The first official launch date for STS-35 was May 30, 1990. During tanking on that day, hydrogen leaks were detected at the orbiter / external tank (ET) interface. After a tanking test on June 6, a pad repair was deemed undoable so the stack was rolled back to the Vehicle Assembly Building (VAB) on June 13. Columbia was removed from the stack and moved back to the Orbiter Processing Facility. The umbilicals on both the orbiter and ET were changed out.
The orbiter was returned to the stack and it rolled back to the pad on August 9 for a September 1, 1990 launch date (94 days after the first attempt).
Issues with the payload then caused a slip to September 4, 1990 (98 days after the first attempt). During tanking on that day...hydrogen leaks were again detected. heavy sigh from everyone in the program. Work started in orbiter aft compartment to track down and fix leaks.

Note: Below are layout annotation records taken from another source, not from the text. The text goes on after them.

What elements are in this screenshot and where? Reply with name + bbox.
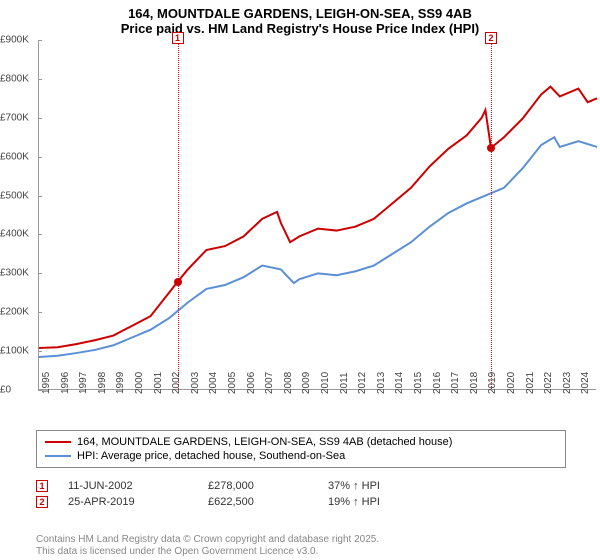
sale-date: 25-APR-2019	[68, 496, 188, 508]
y-tick-mark	[38, 351, 42, 352]
x-tick-label: 2023	[562, 372, 573, 394]
sale-marker-icon: 1	[36, 480, 48, 492]
y-tick-label: £200K	[0, 307, 38, 318]
y-tick-label: £700K	[0, 112, 38, 123]
sales-table: 1 11-JUN-2002 £278,000 37% ↑ HPI 2 25-APR-201…	[36, 478, 566, 510]
line-layer	[39, 40, 596, 389]
sale-diff: 19% ↑ HPI	[328, 496, 428, 508]
sale-marker-icon: 2	[36, 496, 48, 508]
series-hpi	[39, 137, 597, 357]
y-tick-label: £100K	[0, 346, 38, 357]
y-tick-mark	[38, 118, 42, 119]
x-tick-label: 2021	[525, 372, 536, 394]
sale-dot	[487, 144, 495, 152]
footer-line-1: Contains HM Land Registry data © Crown c…	[36, 534, 379, 546]
x-tick-label: 2013	[376, 372, 387, 394]
y-tick-label: £800K	[0, 73, 38, 84]
legend: 164, MOUNTDALE GARDENS, LEIGH-ON-SEA, SS…	[36, 430, 566, 468]
x-tick-label: 2017	[450, 372, 461, 394]
x-tick-label: 2006	[246, 372, 257, 394]
sale-date: 11-JUN-2002	[68, 480, 188, 492]
legend-label: 164, MOUNTDALE GARDENS, LEIGH-ON-SEA, SS…	[77, 436, 452, 448]
x-tick-label: 2024	[580, 372, 591, 394]
sale-price: £622,500	[208, 496, 308, 508]
x-tick-label: 1998	[97, 372, 108, 394]
legend-swatch	[45, 455, 71, 457]
x-tick-label: 2011	[339, 372, 350, 394]
x-tick-label: 2001	[153, 372, 164, 394]
sale-row: 2 25-APR-2019 £622,500 19% ↑ HPI	[36, 494, 566, 510]
y-tick-label: £500K	[0, 190, 38, 201]
y-tick-mark	[38, 312, 42, 313]
x-tick-label: 2010	[320, 372, 331, 394]
sale-dot	[174, 278, 182, 286]
y-tick-label: £0	[0, 385, 38, 396]
y-tick-mark	[38, 196, 42, 197]
x-tick-label: 2019	[487, 372, 498, 394]
legend-row: 164, MOUNTDALE GARDENS, LEIGH-ON-SEA, SS…	[45, 435, 557, 449]
y-tick-label: £400K	[0, 229, 38, 240]
x-tick-label: 2014	[394, 372, 405, 394]
x-tick-label: 2005	[227, 372, 238, 394]
y-tick-label: £300K	[0, 268, 38, 279]
x-tick-label: 1999	[115, 372, 126, 394]
x-tick-label: 2016	[432, 372, 443, 394]
y-tick-mark	[38, 273, 42, 274]
legend-label: HPI: Average price, detached house, Sout…	[77, 450, 345, 462]
x-tick-label: 2020	[506, 372, 517, 394]
sale-row: 1 11-JUN-2002 £278,000 37% ↑ HPI	[36, 478, 566, 494]
x-tick-label: 1997	[78, 372, 89, 394]
sale-vline	[491, 40, 492, 389]
chart: 12 £0 £100K £200K £300K £400K £500K £600K £700K…	[0, 40, 600, 420]
x-tick-label: 2022	[543, 372, 554, 394]
y-tick-mark	[38, 157, 42, 158]
x-tick-label: 2018	[469, 372, 480, 394]
y-tick-label: £900K	[0, 35, 38, 46]
series-subject	[39, 87, 597, 348]
x-tick-label: 2015	[413, 372, 424, 394]
x-tick-label: 1996	[60, 372, 71, 394]
x-tick-label: 2012	[357, 372, 368, 394]
x-tick-label: 2009	[301, 372, 312, 394]
page-subtitle: Price paid vs. HM Land Registry's House …	[0, 21, 600, 40]
x-tick-label: 2007	[264, 372, 275, 394]
sale-price: £278,000	[208, 480, 308, 492]
y-tick-mark	[38, 40, 42, 41]
sale-marker-chart: 2	[485, 32, 497, 44]
x-tick-label: 2004	[208, 372, 219, 394]
sale-vline	[178, 40, 179, 389]
footer: Contains HM Land Registry data © Crown c…	[36, 534, 379, 558]
plot-area: 12	[38, 40, 596, 390]
x-tick-label: 2008	[283, 372, 294, 394]
y-tick-mark	[38, 234, 42, 235]
x-tick-label: 2003	[190, 372, 201, 394]
x-tick-label: 2002	[171, 372, 182, 394]
page-title: 164, MOUNTDALE GARDENS, LEIGH-ON-SEA, SS…	[0, 0, 600, 21]
legend-row: HPI: Average price, detached house, Sout…	[45, 449, 557, 463]
y-tick-label: £600K	[0, 151, 38, 162]
legend-swatch	[45, 441, 71, 443]
sale-diff: 37% ↑ HPI	[328, 480, 428, 492]
sale-marker-chart: 1	[172, 32, 184, 44]
y-tick-mark	[38, 79, 42, 80]
footer-line-2: This data is licensed under the Open Gov…	[36, 546, 379, 558]
x-tick-label: 1995	[41, 372, 52, 394]
x-tick-label: 2000	[134, 372, 145, 394]
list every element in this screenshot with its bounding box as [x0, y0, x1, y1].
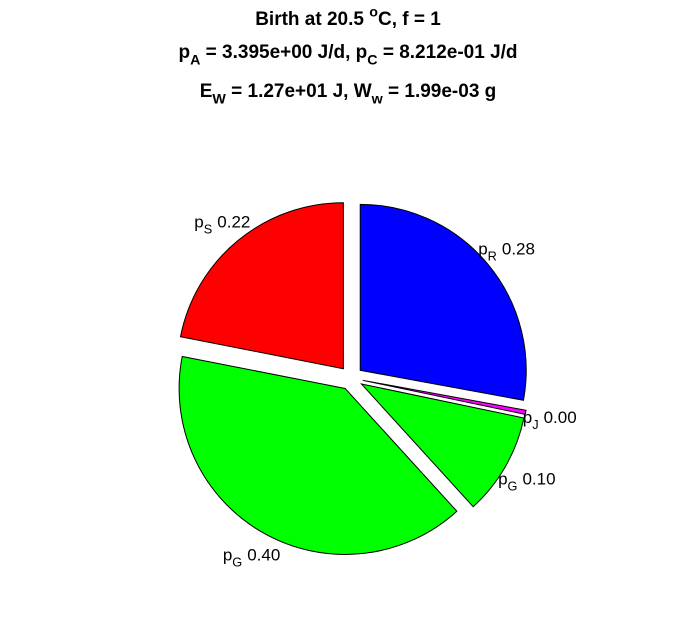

After aft compartment work was completed the next attempt was September 17, 1990 (110 days after the first attempt). During tanking on that day...hydrogen leaks were again detected. very heavy sigh from everyone in the program.
The STS-35 stack was then rolled to Pad B so Atlantis could launch on STS-381 as planned from Pad A. Then there was a tropical storm (Klaus) which forced the stack to be rolled back to the VAB yet again. Back to pad B on October 14, 1990. On October 30 a tanking test was conducted. No leaks!
The launch date was then set for December 2, 1990 (186 days after the first attempt). Tanking went well - no leaks - and after a brief range delay, it finally launched. sigh of relief from everyone in the program.
Additional reference: NASA STS-35 Mission Page
STS-35 and STS-38 passing each other to and from the VAB on the crawlerways during the "summer of leaks". Photo credit-NASA
Related:
1 The referenced NASA page is wrong about the mission that forced the pad switch (it says STS-36). I originally thought it was STS-41, which was the 36th flight, and that they were confused by the "36th flight",but even that is wrong. STS-41 (10/6/1990) and STS-38 (11/15/1990) both launched during STS-35's launch campaign, and STS-41 launched off Pad B as planned. STS-38 launched off Pad A. STS-36 had already launched in February 1990. It was a very confusing summer.